Il me plaît terriblement, ce Dezső Kosztolányi (1885-1936). Après être tombée par hasard sur un joli petit recueil de nouvelles de sa plume au délicat titre de Cinéma muet avec battements de cœur, voilà que j'apprends qu'il fut aussi traducteur et qu'un autre recueil de sa plume porte un titre presque aussi charmant : Le traducteur cleptomane et autres nouvelles. Il paraît qu'elle est fort connue, la nouvelle traductophile en question, mais comme votre blogueuse dévouée ne la connaissait pas, elle s'est dit que ça pourrait peut-être t'intéresser aussi, lecteur plus cultivé que moi de ce blog. Dans ce texte, le narrateur nous raconte le destin de Gallus, "un garçon de talent, brillant, plein d'intuition, et, qui plus est, consciencieux et cultivé". Problème : Gallus est cleptomane et se retrouve en prison à la suite de divers vols. À sa sortie, le narrateur le prend sous son aile et le recommande auprès d'un "éditeur plein d'humanité", qui consent à lui confier la traduction d'un roman policier, Le mystérieux château du comte Vitsislav.
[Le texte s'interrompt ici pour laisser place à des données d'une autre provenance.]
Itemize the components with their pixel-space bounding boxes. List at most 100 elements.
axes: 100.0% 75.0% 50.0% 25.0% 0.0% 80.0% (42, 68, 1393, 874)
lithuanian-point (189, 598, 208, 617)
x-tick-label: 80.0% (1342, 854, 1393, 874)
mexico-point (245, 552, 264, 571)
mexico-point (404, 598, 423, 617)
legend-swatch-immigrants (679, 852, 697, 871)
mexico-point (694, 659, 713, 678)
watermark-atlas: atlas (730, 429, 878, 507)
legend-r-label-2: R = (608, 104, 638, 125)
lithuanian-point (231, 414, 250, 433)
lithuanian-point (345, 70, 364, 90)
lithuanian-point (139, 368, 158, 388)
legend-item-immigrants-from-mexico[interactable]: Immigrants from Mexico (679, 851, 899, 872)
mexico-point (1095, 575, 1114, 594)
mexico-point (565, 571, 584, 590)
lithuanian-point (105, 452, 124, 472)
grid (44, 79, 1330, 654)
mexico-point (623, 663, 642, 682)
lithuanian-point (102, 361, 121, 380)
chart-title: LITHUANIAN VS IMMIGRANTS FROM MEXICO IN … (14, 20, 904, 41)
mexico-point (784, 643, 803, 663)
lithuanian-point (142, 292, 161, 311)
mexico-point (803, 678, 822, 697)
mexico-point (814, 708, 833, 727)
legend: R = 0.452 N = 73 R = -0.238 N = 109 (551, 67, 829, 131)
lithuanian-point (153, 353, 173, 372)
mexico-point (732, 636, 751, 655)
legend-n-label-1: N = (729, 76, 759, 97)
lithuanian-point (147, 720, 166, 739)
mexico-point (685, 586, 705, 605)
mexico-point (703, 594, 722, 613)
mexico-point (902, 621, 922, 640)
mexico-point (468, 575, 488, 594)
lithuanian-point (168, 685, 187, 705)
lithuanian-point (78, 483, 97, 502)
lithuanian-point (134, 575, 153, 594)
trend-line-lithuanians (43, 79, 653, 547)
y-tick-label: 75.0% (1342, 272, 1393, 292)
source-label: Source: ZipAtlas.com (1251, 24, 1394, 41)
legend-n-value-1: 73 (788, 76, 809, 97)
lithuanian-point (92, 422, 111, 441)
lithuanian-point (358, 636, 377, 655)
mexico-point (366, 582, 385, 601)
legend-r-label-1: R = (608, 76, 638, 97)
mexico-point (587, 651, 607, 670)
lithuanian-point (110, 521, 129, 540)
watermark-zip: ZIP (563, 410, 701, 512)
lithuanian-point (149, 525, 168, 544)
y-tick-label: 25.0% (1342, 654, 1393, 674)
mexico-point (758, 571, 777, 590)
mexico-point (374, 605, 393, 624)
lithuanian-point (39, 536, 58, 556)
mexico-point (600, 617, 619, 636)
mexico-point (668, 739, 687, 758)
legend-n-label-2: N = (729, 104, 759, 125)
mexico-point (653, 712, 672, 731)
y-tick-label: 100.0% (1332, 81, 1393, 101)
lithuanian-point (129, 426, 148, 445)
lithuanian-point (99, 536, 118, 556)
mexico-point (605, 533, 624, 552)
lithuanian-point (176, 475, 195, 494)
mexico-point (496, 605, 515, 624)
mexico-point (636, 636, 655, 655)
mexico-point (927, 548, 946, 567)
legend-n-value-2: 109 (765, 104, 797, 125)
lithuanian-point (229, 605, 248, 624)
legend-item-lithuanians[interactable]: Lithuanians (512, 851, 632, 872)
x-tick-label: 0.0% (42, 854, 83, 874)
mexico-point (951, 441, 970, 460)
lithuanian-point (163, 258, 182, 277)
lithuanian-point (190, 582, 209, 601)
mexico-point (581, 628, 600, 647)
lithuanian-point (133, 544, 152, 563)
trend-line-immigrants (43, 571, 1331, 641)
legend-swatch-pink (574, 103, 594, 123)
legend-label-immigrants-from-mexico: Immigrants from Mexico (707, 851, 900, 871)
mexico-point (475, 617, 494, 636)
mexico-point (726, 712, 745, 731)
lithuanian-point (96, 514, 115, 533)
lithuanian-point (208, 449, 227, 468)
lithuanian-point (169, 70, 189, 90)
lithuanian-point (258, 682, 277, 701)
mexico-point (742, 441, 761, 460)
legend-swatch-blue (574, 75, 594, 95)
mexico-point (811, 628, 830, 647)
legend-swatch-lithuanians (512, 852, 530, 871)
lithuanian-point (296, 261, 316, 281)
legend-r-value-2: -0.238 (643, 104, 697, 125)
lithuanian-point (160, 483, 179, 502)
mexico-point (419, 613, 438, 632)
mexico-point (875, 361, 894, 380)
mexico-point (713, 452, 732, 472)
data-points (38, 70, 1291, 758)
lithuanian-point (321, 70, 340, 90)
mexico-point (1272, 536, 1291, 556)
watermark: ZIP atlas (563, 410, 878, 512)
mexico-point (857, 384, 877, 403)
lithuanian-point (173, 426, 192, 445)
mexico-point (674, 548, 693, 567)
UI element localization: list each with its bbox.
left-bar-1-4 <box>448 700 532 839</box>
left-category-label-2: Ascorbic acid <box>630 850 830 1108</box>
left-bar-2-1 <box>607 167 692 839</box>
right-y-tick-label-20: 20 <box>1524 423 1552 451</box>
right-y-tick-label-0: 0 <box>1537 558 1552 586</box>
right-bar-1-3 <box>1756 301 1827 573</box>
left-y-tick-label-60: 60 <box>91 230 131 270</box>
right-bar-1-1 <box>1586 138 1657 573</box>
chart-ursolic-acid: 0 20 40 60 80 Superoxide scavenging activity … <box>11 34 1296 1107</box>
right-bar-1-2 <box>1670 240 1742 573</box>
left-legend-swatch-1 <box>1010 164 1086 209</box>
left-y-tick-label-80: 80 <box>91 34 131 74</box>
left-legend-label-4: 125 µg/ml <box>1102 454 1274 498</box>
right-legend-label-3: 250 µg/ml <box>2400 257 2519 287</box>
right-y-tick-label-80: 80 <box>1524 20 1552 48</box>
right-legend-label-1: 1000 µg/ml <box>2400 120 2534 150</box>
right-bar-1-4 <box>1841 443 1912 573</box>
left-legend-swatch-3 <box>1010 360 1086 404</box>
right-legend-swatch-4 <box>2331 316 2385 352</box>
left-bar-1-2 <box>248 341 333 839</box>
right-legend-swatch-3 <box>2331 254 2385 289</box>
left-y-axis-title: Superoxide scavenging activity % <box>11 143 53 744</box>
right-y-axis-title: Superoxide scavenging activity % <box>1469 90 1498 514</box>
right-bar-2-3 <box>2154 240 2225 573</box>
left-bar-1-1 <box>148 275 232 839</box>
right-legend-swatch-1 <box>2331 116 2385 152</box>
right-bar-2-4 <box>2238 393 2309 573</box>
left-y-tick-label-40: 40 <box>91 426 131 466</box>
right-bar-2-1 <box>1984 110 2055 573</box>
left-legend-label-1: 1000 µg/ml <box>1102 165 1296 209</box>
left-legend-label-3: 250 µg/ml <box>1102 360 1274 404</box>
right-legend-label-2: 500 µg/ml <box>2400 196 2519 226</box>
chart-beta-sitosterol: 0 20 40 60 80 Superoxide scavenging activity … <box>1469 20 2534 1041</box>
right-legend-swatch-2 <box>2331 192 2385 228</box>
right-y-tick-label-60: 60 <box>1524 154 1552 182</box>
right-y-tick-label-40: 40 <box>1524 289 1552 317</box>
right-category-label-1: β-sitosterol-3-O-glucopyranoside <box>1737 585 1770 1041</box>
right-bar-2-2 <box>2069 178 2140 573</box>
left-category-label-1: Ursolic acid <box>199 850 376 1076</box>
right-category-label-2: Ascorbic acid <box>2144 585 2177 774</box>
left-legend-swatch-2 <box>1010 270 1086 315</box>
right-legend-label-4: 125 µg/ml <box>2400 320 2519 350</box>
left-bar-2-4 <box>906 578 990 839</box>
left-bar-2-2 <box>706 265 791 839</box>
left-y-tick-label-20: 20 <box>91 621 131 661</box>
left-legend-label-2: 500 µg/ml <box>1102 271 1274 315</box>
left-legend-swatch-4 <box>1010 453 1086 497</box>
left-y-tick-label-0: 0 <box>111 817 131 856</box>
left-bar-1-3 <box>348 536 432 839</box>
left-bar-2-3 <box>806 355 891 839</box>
Oui mais voilà...


Comprenez-vous ce qu'avait fait notre malheureux confrère, cet écrivain si digne pourtant d'un sort meilleur ? Il avait tout simplement volé les bijoux de famille de la comtesse Éléonore comme il avait dépouillé avec une légèreté tout aussi impardonnable le comte Vitsislav, pourtant si sympathique, de ses mille cinq cents livres, ne lui en laissant que cent cinquante, et soustrait deux des quatre lustres de cristal de la salle de bal, et subtilisé vingt-quatre des trente-six fenêtres de l'antique château rescapé de tant d'orages. J'étais pris de vertige. Mais ma consternation a été à son comble quand j'ai constaté, tout doute exclu, que la chose, avec un fatal esprit de suite, se retrouvait du début à la fin de son travail. En quelque lieu que sa plume ait passé, le traducteur avait causé préjudice aux personnages, et ça à peine connaissance faite, et sans égard pour aucun bien, mobilier ou immobilier, il avait porté atteinte au caractère incontestable, quasi sacré, de la propriété privée. Il travaillait de diverses manières. Le plus souvent, les objets de valeur, ni vu ni connu, avaient disparu. De ces tapis, de ces coffres-forts, de cette argenterie, destinés à relever le niveau littéraire de l'original anglais, je ne trouvais dans le texte hongrois aucune trace. En d'autres occasions, il en avait chipé une partie seulement, la moitié ou les deux tiers. Quelqu'un faisait-il porter par son domestique cinq valises dans son compartiment de train, il n'en mentionnait que deux et passait sournoisement sous silence les trois autres. Pour moi, en tout cas, ce qui m'a paru le plus accablant — car c'était nettement une preuve de mauvaise foi et de veulerie —, c'est qu'il lui arrivait fréquemment d'échanger les métaux nobles et les pierres précieuses contre des matières viles et sans valeur, le platine contre du fer-blanc, l'or contre du cuivre, le vrai diamant contre du faux ou contre de la verroterie.



Dezső Kosztolányi, Le traducteur cleptomane,
traduit du hongrois par Maurice Regnaut et Ádám Péter
Viviane Hamy, 1994



Jolie métaphore de notre métier qui biffe, enrichit, équilibre les mots comme il peut... Et cerise sur le gâteau (ou, après traduction cleptomane, demi-raisin sec sur le petit-beurre), le texte de la nouvelle est miraculeusement disponible sur le site de l'éditeur.